Tibet and India's China conflict
Business Standard|August 22, 2024
Sulmaan Wasif Khan's slim volume of 177 pages is part of the ongoing New Cold War project of the Wilson Centre, drawing upon the wealth of archival material that became available, though briefly, in Russia and the People's Republic of China (PRC) after the end of the Cold War.
SHYAM SARAN

Dr Khan draws skilfully from this rich documentary resource. In four chapters and a Prologue and Epilogue, the book focuses on China's occupation of Tibet in 1950 and its subsequent attempts at assimilating a vast and unfamiliar territory, peopled by a strange and alien mix of ethnicities.

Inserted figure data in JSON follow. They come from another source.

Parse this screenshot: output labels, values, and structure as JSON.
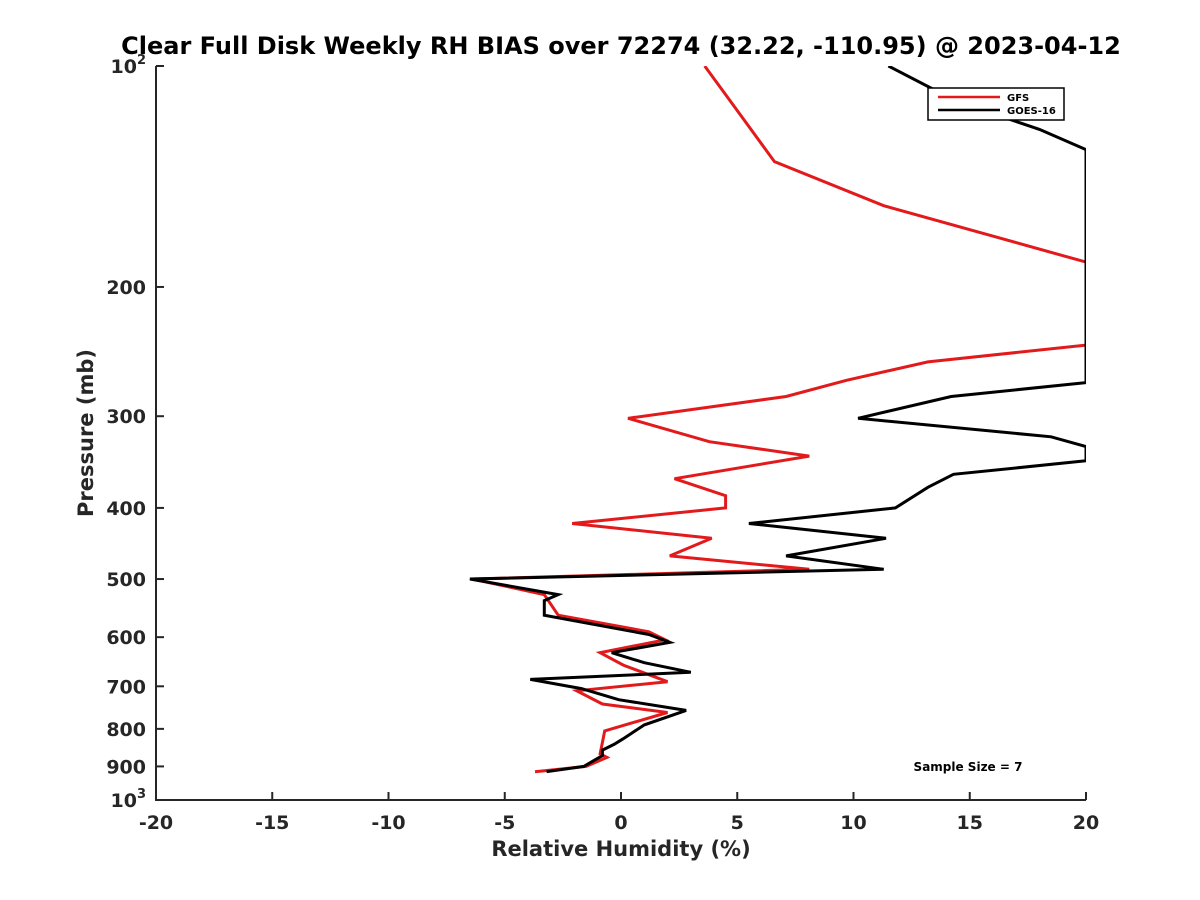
{
  "chart_data": {
    "type": "line",
    "title": "Clear Full Disk Weekly RH BIAS over 72274 (32.22, -110.95) @ 2023-04-12",
    "xlabel": "Relative Humidity (%)",
    "ylabel": "Pressure (mb)",
    "xlim": [
      -20,
      20
    ],
    "ylim": [
      100,
      1000
    ],
    "y_scale": "log",
    "y_reversed": true,
    "x_ticks": [
      -20,
      -15,
      -10,
      -5,
      0,
      5,
      10,
      15,
      20
    ],
    "x_tick_labels": [
      "-20",
      "-15",
      "-10",
      "-5",
      "0",
      "5",
      "10",
      "15",
      "20"
    ],
    "y_ticks": [
      100,
      200,
      300,
      400,
      500,
      600,
      700,
      800,
      900,
      1000
    ],
    "y_tick_labels": [
      "10^2",
      "200",
      "300",
      "400",
      "500",
      "600",
      "700",
      "800",
      "900",
      "10^3"
    ],
    "grid": false,
    "legend_position": "top-right",
    "annotation": "Sample Size = 7",
    "series": [
      {
        "name": "GFS",
        "color": "#e31a1c",
        "points": [
          [
            3.6,
            100
          ],
          [
            5.0,
            115
          ],
          [
            6.6,
            135
          ],
          [
            11.3,
            155
          ],
          [
            20.0,
            185
          ],
          [
            20.0,
            240
          ],
          [
            13.2,
            253
          ],
          [
            9.7,
            268
          ],
          [
            7.1,
            282
          ],
          [
            0.3,
            302
          ],
          [
            3.8,
            325
          ],
          [
            8.1,
            340
          ],
          [
            2.3,
            365
          ],
          [
            4.5,
            385
          ],
          [
            4.5,
            400
          ],
          [
            -2.1,
            420
          ],
          [
            3.9,
            440
          ],
          [
            2.1,
            465
          ],
          [
            8.1,
            485
          ],
          [
            -6.4,
            500
          ],
          [
            -3.3,
            525
          ],
          [
            -2.7,
            560
          ],
          [
            1.2,
            590
          ],
          [
            1.9,
            605
          ],
          [
            -0.9,
            630
          ],
          [
            0.1,
            655
          ],
          [
            2.0,
            690
          ],
          [
            -1.9,
            710
          ],
          [
            -0.8,
            740
          ],
          [
            2.0,
            760
          ],
          [
            -0.7,
            805
          ],
          [
            -0.8,
            835
          ],
          [
            -0.9,
            865
          ],
          [
            -0.6,
            875
          ],
          [
            -1.5,
            900
          ],
          [
            -3.7,
            915
          ]
        ]
      },
      {
        "name": "GOES-16",
        "color": "#000000",
        "points": [
          [
            11.5,
            100
          ],
          [
            14.5,
            112
          ],
          [
            18.0,
            122
          ],
          [
            20.0,
            130
          ],
          [
            20.0,
            270
          ],
          [
            14.2,
            282
          ],
          [
            10.2,
            302
          ],
          [
            18.5,
            320
          ],
          [
            20.0,
            330
          ],
          [
            20.0,
            345
          ],
          [
            14.3,
            360
          ],
          [
            13.2,
            375
          ],
          [
            11.8,
            400
          ],
          [
            5.5,
            420
          ],
          [
            11.4,
            440
          ],
          [
            7.1,
            465
          ],
          [
            11.3,
            485
          ],
          [
            -6.5,
            500
          ],
          [
            -2.7,
            525
          ],
          [
            -3.3,
            535
          ],
          [
            -3.3,
            560
          ],
          [
            1.2,
            595
          ],
          [
            2.1,
            610
          ],
          [
            -0.4,
            630
          ],
          [
            1.0,
            650
          ],
          [
            3.0,
            670
          ],
          [
            -3.9,
            685
          ],
          [
            -1.7,
            705
          ],
          [
            -0.1,
            730
          ],
          [
            2.8,
            755
          ],
          [
            1.0,
            790
          ],
          [
            0.1,
            825
          ],
          [
            -0.3,
            840
          ],
          [
            -0.8,
            855
          ],
          [
            -0.8,
            870
          ],
          [
            -1.6,
            900
          ],
          [
            -3.2,
            915
          ]
        ]
      }
    ]
  }
}
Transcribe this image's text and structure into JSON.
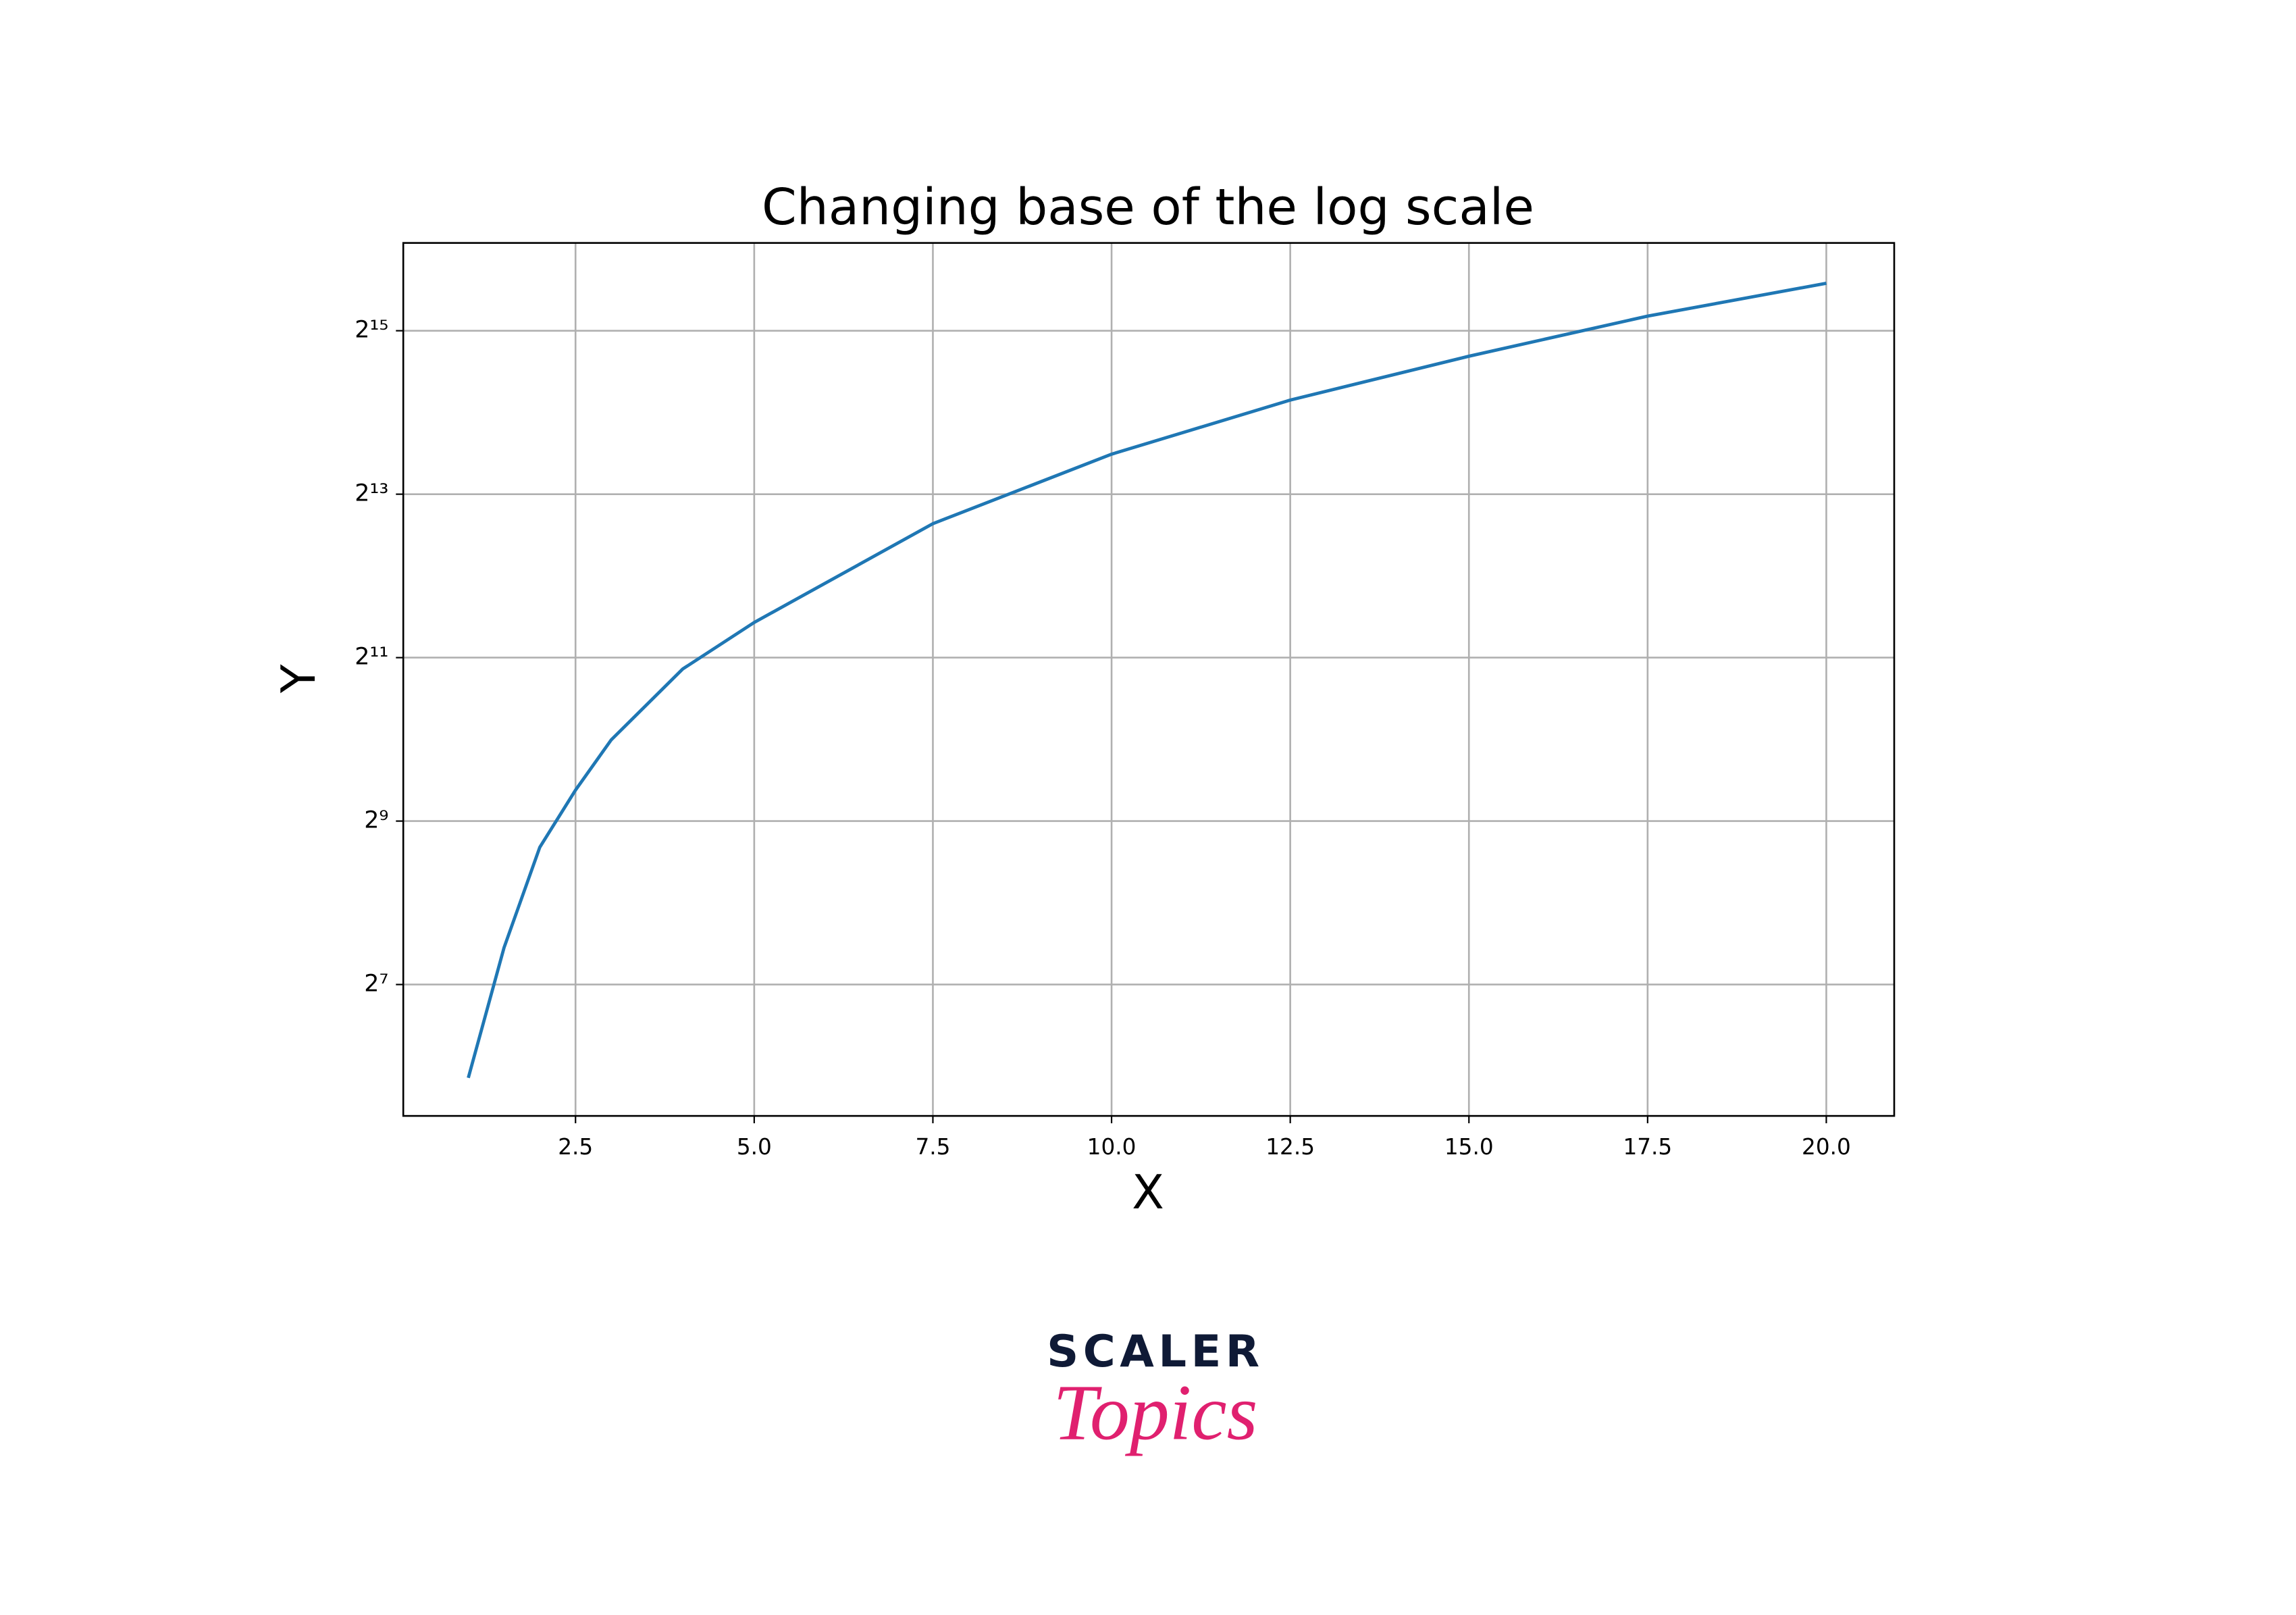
{
  "chart_data": {
    "type": "line",
    "title": "Changing base of the log scale",
    "xlabel": "X",
    "ylabel": "Y",
    "x": [
      1,
      1.5,
      2,
      2.5,
      3,
      4,
      5,
      7.5,
      10,
      12.5,
      15,
      17.5,
      20
    ],
    "series": [
      {
        "color": "#1f77b4",
        "values": [
          58,
          175,
          410,
          666,
          1020,
          1860,
          2760,
          6380,
          11500,
          18200,
          26400,
          37100,
          49000
        ]
      }
    ],
    "xlim": [
      0.09,
      20.95
    ],
    "xticks": [
      2.5,
      {
        "value": 5,
        "label": "5.0"
      },
      7.5,
      {
        "value": 10,
        "label": "10.0"
      },
      12.5,
      {
        "value": 15,
        "label": "15.0"
      },
      17.5,
      {
        "value": 20,
        "label": "20.0"
      }
    ],
    "ylim": [
      42,
      69000
    ],
    "yscale": "log",
    "ybase": 2,
    "yticks": [
      {
        "value": 128,
        "label": "2⁷"
      },
      {
        "value": 512,
        "label": "2⁹"
      },
      {
        "value": 2048,
        "label": "2¹¹"
      },
      {
        "value": 8192,
        "label": "2¹³"
      },
      {
        "value": 32768,
        "label": "2¹⁵"
      }
    ],
    "grid": true
  },
  "logo": {
    "line1": "SCALER",
    "line2": "Topics"
  }
}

Through this narrative, it is also a history of Sino-Indian relations during a period when each was grappling with the challenges of national consolidation and territorial definition. The author argues that the PRC initially tried to consolidate its rule over Tibet through "empire-lite "policies, allowing a high degree of autonomy and minimal interference in the day-to-day lives of the Tibetan people. This included the tolerance of cross-border movement of people-the Muslims, traders, nomads and spies of the book's title-in the Himalayan borderlands of Tibet for trade, pilgrimage, grazing of animal herds and for connecting with families and communities that spread across this entire mountainous zone, including in India, Nepal, the then still independent Sikkim and Bhutan. These were people with multiple identities for whom national frontiers and notions of citizenship were alien. As highlighted by the author, this was "not the isolated mountain fastness of popular imagination; it was cosmopolitan, bustling, thriving borderland." The India-China Agreement on Trade and Intercourse between Tibet Region and India, concluded in 1954 was, in some measure, a recognition of these ground realities. However, the Tibet revolt of 1959 put paid to this approach.